ChineseTtsTflite - Enhance Offline Chinese TTS using FastSpeech and Tacotron

Chinese TTS TF Lite - Project Introduction

Overview

The Chinese TTS TF Lite project is a text-to-speech (TTS) engine developed using Kotlin, JetPack Compose, and TensorFlow Lite. This engine stands out due to its ability to function entirely offline, a significant advantage for users with privacy concerns or those operating in network-restricted environments.

This TTS engine offers two distinct models for converting text to speech: FastSpeech and Tacotron. Both models are sourced from the TensorFlowTTS repository, a well-regarded library in the field of speech synthesis. The method for converting text to Pinyin comes from TensorflowTTS_chinese.

Given that the engine performs real-time inference to generate audio, it requires a reasonable amount of processing power from the user's device. FastSpeech delivers audio swiftly, although the resulting voice may sound less natural compared to Tacotron. On the other hand, Tacotron offers a more human-like audio output but demands more from the device's hardware, making it less practical for everyday use unless for testing purposes.

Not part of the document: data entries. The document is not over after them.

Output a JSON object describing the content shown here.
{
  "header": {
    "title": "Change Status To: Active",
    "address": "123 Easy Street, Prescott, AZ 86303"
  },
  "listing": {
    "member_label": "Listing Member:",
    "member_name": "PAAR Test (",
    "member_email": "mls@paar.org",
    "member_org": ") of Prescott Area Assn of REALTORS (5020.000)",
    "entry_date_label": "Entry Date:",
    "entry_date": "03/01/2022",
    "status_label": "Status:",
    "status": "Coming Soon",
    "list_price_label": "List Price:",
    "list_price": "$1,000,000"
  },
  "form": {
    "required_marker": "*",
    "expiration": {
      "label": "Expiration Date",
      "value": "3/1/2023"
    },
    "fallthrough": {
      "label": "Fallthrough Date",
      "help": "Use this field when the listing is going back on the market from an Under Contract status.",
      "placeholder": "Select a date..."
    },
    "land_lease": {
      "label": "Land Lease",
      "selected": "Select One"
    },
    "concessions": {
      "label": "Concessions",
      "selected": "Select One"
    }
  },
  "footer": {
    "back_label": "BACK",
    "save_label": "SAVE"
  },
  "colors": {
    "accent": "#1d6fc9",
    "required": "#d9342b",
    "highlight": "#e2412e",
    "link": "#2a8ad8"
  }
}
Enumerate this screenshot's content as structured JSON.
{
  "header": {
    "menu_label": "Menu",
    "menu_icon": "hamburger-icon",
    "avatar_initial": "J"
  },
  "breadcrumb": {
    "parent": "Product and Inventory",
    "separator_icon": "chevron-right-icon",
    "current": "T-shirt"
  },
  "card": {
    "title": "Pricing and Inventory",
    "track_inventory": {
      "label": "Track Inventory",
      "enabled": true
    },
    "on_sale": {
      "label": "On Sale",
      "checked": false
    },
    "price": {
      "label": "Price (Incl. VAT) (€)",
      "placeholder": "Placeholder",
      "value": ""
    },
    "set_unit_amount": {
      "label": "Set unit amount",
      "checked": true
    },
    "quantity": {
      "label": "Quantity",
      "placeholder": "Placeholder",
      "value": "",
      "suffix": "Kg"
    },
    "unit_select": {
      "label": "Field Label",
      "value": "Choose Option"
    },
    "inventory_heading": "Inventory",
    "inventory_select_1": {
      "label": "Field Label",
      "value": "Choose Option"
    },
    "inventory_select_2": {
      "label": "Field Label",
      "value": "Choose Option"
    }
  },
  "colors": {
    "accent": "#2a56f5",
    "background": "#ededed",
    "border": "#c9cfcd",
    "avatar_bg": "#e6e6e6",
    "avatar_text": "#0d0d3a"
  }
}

Manual Compilation Instructions

To manually compile the Chinese TTS TF Lite engine, users need:

Android Studio Version: 2021.2.1
Model Files: Download the models-tflite.7z archive, which contains necessary TFLite models. Extract the following files and place them in the appropriate directories:

├─app/src/main/assets
│      baker_mapper.json
│      fastspeech2_quan.tflite
│      mb_melgan.tflite
│      tacotron2_quan.tflite

TensorFlow Lite AAR Files: Download the trimmed versions of TensorFlow Lite's AAR files from the provided link, ensuring they are located in app/libs.
Build Command: Run the following command to compile the project:

./gradlew assembleRelease

Model Downloads and Inspections

For users interested in exploring or utilizing the models:

Models Download: Access and download from the release page.
- The models-tf.7z archive contains original TensorFlow TTS models for PC use.
- The models-tflite.7z contains converted TFLite models suitable for mobile devices.
Model Analysis: Use Netron to inspect the model structures visually.

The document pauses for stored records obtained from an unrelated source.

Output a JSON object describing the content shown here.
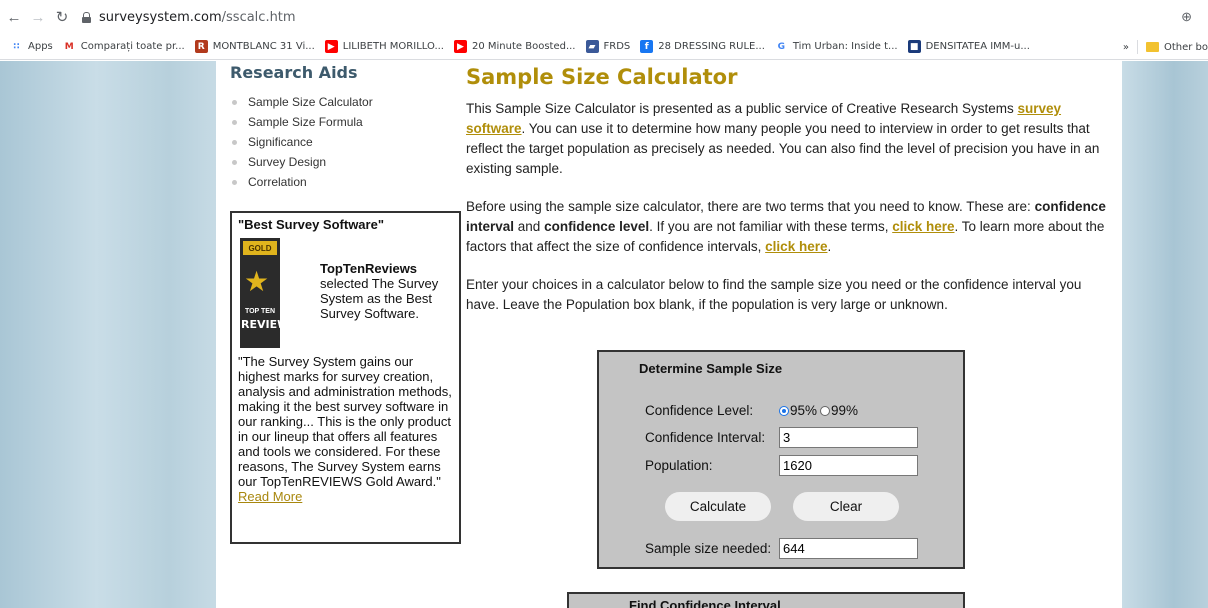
{
  "browser": {
    "url_host": "surveysystem.com",
    "url_path": "/sscalc.htm",
    "bookmarks": [
      {
        "label": "Apps",
        "icon": "apps-grid-icon",
        "color": "#4285f4"
      },
      {
        "label": "Comparați toate pr...",
        "icon": "gmail-icon",
        "color": "#d93025"
      },
      {
        "label": "MONTBLANC 31 Vi...",
        "icon": "r-logo-icon",
        "color": "#b23a1d"
      },
      {
        "label": "LILIBETH MORILLO...",
        "icon": "youtube-icon",
        "color": "#ff0000"
      },
      {
        "label": "20 Minute Boosted...",
        "icon": "youtube-icon",
        "color": "#ff0000"
      },
      {
        "label": "FRDS",
        "icon": "frds-icon",
        "color": "#3b5998"
      },
      {
        "label": "28 DRESSING RULE...",
        "icon": "facebook-icon",
        "color": "#1877f2"
      },
      {
        "label": "Tim Urban: Inside t...",
        "icon": "google-icon",
        "color": "#4285f4"
      },
      {
        "label": "DENSITATEA IMM-u...",
        "icon": "densitatea-icon",
        "color": "#1a3a7a"
      }
    ],
    "overflow": "»",
    "other_bookmarks": "Other bo"
  },
  "sidebar": {
    "heading": "Research Aids",
    "items": [
      {
        "label": "Sample Size Calculator"
      },
      {
        "label": "Sample Size Formula"
      },
      {
        "label": "Significance"
      },
      {
        "label": "Survey Design"
      },
      {
        "label": "Correlation"
      }
    ]
  },
  "award": {
    "title": "\"Best Survey Software\"",
    "badge_gold": "GOLD",
    "badge_top": "TOP TEN",
    "badge_reviews": "REVIEWS",
    "org": "TopTenReviews",
    "line": "selected The Survey System as the Best Survey Software.",
    "quote": "\"The Survey System gains our highest marks for survey creation, analysis and administration methods, making it the best survey software in our ranking... This is the only product in our lineup that offers all features and tools we considered. For these reasons, The Survey System earns our TopTenREVIEWS Gold Award.\"",
    "read_more": "Read More"
  },
  "main": {
    "title": "Sample Size Calculator",
    "p1_a": "This Sample Size Calculator is presented as a public service of Creative Research Systems ",
    "p1_link": "survey software",
    "p1_b": ". You can use it to determine how many people you need to interview in order to get results that reflect the target population as precisely as needed. You can also find the level of precision you have in an existing sample.",
    "p2_a": "Before using the sample size calculator, there are two terms that you need to know. These are: ",
    "p2_term1": "confidence interval",
    "p2_and": " and ",
    "p2_term2": "confidence level",
    "p2_b": ". If you are not familiar with these terms, ",
    "p2_link1": "click here",
    "p2_c": ". To learn more about the factors that affect the size of confidence intervals, ",
    "p2_link2": "click here",
    "p2_d": ".",
    "p3": "Enter your choices in a calculator below to find the sample size you need or the confidence interval you have. Leave the Population box blank, if the population is very large or unknown."
  },
  "calculator": {
    "title": "Determine Sample Size",
    "confidence_level_label": "Confidence Level:",
    "opt95": "95%",
    "opt99": "99%",
    "confidence_interval_label": "Confidence Interval:",
    "confidence_interval_value": "3",
    "population_label": "Population:",
    "population_value": "1620",
    "calculate": "Calculate",
    "clear": "Clear",
    "sample_label": "Sample size needed:",
    "sample_value": "644"
  },
  "calculator2": {
    "title": "Find Confidence Interval"
  }
}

Reducing TensorFlow Lite Size

For those concerned with application size, guidance is provided on how to reduce TensorFlow Lite's binary size. The download link for trimmed AAR files is available here, showing significant reductions:

tensorflow-lite-2.8.0.aar: from 5.4MB to 3.7MB (68.5%)
tensorflow-lite-select-tf-ops-2.8.0.aar: from 109.6MB to 14.8MB (13.5%)

References and Resources

The project's development is underpinned by several key resources:

The TensorFlowTTS repository.
The TensorflowTTS_chinese repository.
TensorFlow Lite's Android guide.
Examples of TF testing and TFLite conversion via Colab.
Google Pico TTS Source.

Testing & Conversion of Models

The conversion environment and steps are detailed as follows:

Environment Setup: Requires Ubuntu 20.04 LTS and Python 3.8.
Repository Clone: Clone TensorFlowTTS and install necessary packages.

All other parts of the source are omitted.